Time is running out on this runaway train. There now appears to be little, if anything, Democrats can do to stave off a crushing defeat in the House. They have trudged out Bill Clinton, to no avail. The problem isn’t one of logistics anymore. It’s a win or lose proposition. Even a one-seat majority in the House will be sufficient for Republicans to put their foot down and run the show. Unlike the Senate, the House needs no two-thirds majority to enact legislation or pull the plug on legislation it doesn’t like. True, we may get to see what President Obama is really made of with a Republican majority; equally true it may not matter. If you thought Newt Gingrich was extreme, wait until this crew takes over. And thanks to the Supreme Court, it may well be quite some time before the nation can rid itself of their presence.

And all this because a knee-jerk response nation couldn’t see past its own frightened nose and, when push came to shove, not only put its own head in the guillotine, but willingly tugged on the rope that released the blade.
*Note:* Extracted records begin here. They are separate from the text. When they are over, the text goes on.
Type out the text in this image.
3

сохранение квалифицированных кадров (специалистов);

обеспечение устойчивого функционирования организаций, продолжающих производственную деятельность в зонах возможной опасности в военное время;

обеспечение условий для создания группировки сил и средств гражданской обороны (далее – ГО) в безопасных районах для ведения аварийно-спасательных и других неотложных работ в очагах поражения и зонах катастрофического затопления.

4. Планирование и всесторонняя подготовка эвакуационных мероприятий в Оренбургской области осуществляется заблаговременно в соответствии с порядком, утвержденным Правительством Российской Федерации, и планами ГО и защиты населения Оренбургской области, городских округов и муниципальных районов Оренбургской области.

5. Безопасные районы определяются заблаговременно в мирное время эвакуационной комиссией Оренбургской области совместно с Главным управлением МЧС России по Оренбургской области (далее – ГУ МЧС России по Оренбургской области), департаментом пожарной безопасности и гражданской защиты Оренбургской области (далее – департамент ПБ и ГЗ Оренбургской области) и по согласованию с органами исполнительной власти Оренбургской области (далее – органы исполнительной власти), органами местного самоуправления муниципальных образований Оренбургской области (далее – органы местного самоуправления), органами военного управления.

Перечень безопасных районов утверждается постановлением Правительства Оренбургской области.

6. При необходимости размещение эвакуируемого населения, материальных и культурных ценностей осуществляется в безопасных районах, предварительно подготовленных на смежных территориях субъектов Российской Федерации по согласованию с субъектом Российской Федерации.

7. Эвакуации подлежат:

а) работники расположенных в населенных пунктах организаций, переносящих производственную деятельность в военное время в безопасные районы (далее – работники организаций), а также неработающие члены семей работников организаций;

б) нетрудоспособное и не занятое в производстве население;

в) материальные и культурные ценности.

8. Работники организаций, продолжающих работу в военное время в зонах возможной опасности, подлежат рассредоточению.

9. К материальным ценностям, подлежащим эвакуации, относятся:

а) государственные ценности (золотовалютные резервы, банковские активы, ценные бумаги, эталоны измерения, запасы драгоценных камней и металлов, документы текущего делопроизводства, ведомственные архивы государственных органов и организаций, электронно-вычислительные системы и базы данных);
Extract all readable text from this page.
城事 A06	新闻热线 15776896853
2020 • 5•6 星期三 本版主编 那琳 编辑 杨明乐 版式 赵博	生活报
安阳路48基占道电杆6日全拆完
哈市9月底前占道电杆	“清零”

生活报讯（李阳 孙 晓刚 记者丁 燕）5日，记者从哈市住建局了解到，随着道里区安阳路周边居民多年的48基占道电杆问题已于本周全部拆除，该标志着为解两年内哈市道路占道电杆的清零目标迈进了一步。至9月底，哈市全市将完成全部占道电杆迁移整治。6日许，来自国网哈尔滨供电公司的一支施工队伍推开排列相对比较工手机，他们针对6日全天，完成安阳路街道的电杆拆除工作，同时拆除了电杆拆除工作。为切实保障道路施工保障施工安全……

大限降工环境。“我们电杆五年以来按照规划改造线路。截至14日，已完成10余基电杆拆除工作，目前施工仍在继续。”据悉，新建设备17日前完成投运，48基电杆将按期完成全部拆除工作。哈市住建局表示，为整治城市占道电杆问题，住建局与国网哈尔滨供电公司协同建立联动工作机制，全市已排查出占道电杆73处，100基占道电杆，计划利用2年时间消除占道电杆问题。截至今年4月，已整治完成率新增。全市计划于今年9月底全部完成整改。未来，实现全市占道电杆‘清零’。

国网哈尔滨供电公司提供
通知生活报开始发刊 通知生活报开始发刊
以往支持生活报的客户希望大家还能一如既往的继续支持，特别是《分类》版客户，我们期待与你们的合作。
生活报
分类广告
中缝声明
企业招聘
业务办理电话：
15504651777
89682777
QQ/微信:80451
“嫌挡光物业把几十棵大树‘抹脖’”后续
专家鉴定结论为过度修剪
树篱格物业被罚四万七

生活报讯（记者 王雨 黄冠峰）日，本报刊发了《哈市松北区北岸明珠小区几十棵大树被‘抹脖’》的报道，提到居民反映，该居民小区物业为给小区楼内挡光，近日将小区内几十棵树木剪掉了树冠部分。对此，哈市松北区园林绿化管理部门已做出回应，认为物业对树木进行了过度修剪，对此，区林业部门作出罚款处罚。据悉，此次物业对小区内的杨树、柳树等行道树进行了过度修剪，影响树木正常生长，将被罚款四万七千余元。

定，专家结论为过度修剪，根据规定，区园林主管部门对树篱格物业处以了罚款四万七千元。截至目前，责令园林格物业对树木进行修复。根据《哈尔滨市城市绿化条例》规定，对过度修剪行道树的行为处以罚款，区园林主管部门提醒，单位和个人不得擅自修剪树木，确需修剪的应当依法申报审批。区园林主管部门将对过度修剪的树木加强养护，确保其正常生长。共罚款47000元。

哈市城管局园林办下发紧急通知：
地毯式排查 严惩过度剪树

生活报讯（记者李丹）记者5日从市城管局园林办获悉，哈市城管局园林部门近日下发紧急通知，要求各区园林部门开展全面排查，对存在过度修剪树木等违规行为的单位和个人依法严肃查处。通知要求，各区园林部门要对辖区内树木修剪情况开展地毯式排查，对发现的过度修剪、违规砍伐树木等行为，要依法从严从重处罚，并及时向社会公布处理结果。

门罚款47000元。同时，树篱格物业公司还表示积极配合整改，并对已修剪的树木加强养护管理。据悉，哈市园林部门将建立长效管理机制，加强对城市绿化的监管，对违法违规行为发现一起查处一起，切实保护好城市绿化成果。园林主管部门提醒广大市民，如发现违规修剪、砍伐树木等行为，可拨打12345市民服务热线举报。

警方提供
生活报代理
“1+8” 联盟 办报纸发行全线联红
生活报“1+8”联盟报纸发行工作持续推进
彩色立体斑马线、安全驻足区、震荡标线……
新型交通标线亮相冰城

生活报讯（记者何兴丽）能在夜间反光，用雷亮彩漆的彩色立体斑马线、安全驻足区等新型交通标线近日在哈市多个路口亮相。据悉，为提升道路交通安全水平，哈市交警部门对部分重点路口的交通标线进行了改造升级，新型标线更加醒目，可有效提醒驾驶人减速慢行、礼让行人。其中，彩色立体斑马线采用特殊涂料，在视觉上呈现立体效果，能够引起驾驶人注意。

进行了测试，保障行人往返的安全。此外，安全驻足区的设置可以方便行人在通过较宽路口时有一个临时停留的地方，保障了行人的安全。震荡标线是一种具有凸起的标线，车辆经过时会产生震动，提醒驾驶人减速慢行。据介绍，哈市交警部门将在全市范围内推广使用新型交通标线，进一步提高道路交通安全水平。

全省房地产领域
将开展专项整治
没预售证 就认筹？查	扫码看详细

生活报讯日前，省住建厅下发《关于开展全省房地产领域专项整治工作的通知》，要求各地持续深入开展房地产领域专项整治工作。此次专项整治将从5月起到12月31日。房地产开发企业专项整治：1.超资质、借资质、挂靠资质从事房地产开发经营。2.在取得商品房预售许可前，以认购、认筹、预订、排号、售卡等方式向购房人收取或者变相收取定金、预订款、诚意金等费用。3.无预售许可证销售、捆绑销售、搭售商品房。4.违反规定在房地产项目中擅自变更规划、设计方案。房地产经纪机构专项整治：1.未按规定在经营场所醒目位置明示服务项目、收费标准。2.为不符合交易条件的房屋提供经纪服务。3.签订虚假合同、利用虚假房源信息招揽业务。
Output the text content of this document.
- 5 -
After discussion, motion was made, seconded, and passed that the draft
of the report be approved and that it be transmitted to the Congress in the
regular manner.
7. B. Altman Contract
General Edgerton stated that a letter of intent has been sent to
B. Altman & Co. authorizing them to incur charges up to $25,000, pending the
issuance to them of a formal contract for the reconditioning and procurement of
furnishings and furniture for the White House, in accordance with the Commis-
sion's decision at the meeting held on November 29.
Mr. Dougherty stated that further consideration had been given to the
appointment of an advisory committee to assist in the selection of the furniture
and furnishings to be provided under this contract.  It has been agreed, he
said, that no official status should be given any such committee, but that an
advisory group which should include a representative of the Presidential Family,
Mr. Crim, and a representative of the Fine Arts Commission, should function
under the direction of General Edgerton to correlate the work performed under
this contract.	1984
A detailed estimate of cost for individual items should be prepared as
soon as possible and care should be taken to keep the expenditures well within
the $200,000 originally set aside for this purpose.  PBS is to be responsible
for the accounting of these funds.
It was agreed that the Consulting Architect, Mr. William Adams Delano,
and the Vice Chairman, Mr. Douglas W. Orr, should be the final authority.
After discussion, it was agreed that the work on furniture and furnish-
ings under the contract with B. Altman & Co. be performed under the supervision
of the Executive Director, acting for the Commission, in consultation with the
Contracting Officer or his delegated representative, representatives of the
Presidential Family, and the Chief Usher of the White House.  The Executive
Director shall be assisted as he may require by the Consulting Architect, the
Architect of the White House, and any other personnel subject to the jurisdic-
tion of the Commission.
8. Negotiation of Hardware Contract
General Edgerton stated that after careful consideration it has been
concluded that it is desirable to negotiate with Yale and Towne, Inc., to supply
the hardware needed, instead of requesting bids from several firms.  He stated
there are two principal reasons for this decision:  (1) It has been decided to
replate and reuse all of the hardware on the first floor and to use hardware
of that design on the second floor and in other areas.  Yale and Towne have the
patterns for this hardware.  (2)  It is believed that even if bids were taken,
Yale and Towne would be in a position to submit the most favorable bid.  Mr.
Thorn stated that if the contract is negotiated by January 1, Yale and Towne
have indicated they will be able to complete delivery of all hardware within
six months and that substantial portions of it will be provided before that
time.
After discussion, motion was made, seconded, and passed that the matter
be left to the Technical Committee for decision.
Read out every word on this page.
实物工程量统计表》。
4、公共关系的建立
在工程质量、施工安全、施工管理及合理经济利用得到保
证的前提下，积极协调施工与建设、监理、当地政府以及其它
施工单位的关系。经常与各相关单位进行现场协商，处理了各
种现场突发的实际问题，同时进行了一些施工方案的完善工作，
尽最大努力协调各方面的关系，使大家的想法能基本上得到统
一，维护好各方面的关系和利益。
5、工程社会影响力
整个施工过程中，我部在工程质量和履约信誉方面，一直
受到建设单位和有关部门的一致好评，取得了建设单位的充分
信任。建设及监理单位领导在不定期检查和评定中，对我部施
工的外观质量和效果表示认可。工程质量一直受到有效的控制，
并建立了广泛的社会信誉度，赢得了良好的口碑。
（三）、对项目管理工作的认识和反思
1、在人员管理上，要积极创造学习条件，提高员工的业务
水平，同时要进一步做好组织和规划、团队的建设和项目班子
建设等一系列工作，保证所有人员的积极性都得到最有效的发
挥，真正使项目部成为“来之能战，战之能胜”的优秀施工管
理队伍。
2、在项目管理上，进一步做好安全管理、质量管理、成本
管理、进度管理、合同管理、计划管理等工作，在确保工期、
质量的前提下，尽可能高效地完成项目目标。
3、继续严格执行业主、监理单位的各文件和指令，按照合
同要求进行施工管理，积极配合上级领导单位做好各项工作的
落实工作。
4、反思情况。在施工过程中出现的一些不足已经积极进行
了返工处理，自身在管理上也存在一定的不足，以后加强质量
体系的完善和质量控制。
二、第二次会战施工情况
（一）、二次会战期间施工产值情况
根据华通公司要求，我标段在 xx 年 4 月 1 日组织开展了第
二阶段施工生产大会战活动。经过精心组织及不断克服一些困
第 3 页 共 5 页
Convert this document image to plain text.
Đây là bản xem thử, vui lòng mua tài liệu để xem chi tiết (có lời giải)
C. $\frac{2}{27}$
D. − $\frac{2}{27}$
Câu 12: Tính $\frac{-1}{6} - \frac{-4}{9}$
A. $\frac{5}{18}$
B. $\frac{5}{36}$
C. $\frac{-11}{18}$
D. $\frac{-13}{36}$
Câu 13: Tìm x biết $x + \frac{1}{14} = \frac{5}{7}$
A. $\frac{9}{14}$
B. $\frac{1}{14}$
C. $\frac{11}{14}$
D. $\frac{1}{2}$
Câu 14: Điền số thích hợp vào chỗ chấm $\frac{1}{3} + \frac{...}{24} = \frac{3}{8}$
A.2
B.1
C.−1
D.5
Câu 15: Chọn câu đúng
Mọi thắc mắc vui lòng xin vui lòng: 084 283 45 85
To quote Paul Krugman, “Be afraid. Be very afraid.”

Comments

dmarsilia said…
One view of the upcoming mid-term 2010 election sees the event as the Titanic plunging blindly into a North Sea of political icebergs with the impending doom of the sinking once and for all of the American experiment. A more apt analogy is the sailing event, the America’s Cup. Two behemoths, the Democrats and Republicans, in a match race of apparent simplicity but immense and conflicting complexity. The resiliency of our economic and political system lies within a web of interlocking dependencies and is often overlooked in the descriptive analysis and trend predictions of an electoral outcome. Similar too, is the formation of the America’s Cup teams and the two party systems as competing and highly moneyed factions. The USA is not simply a single vessel hampered with an overabundance of hubris and a flawed design in a dangerous situation but is two craft hoping for the indeterminate outcomes of nearly incalculable premises. The actions of the one are continually at play in reaction to the other and the impacts of the interplay in each other’s capability, while also adjusting to the ever changing winds of event and circumstance.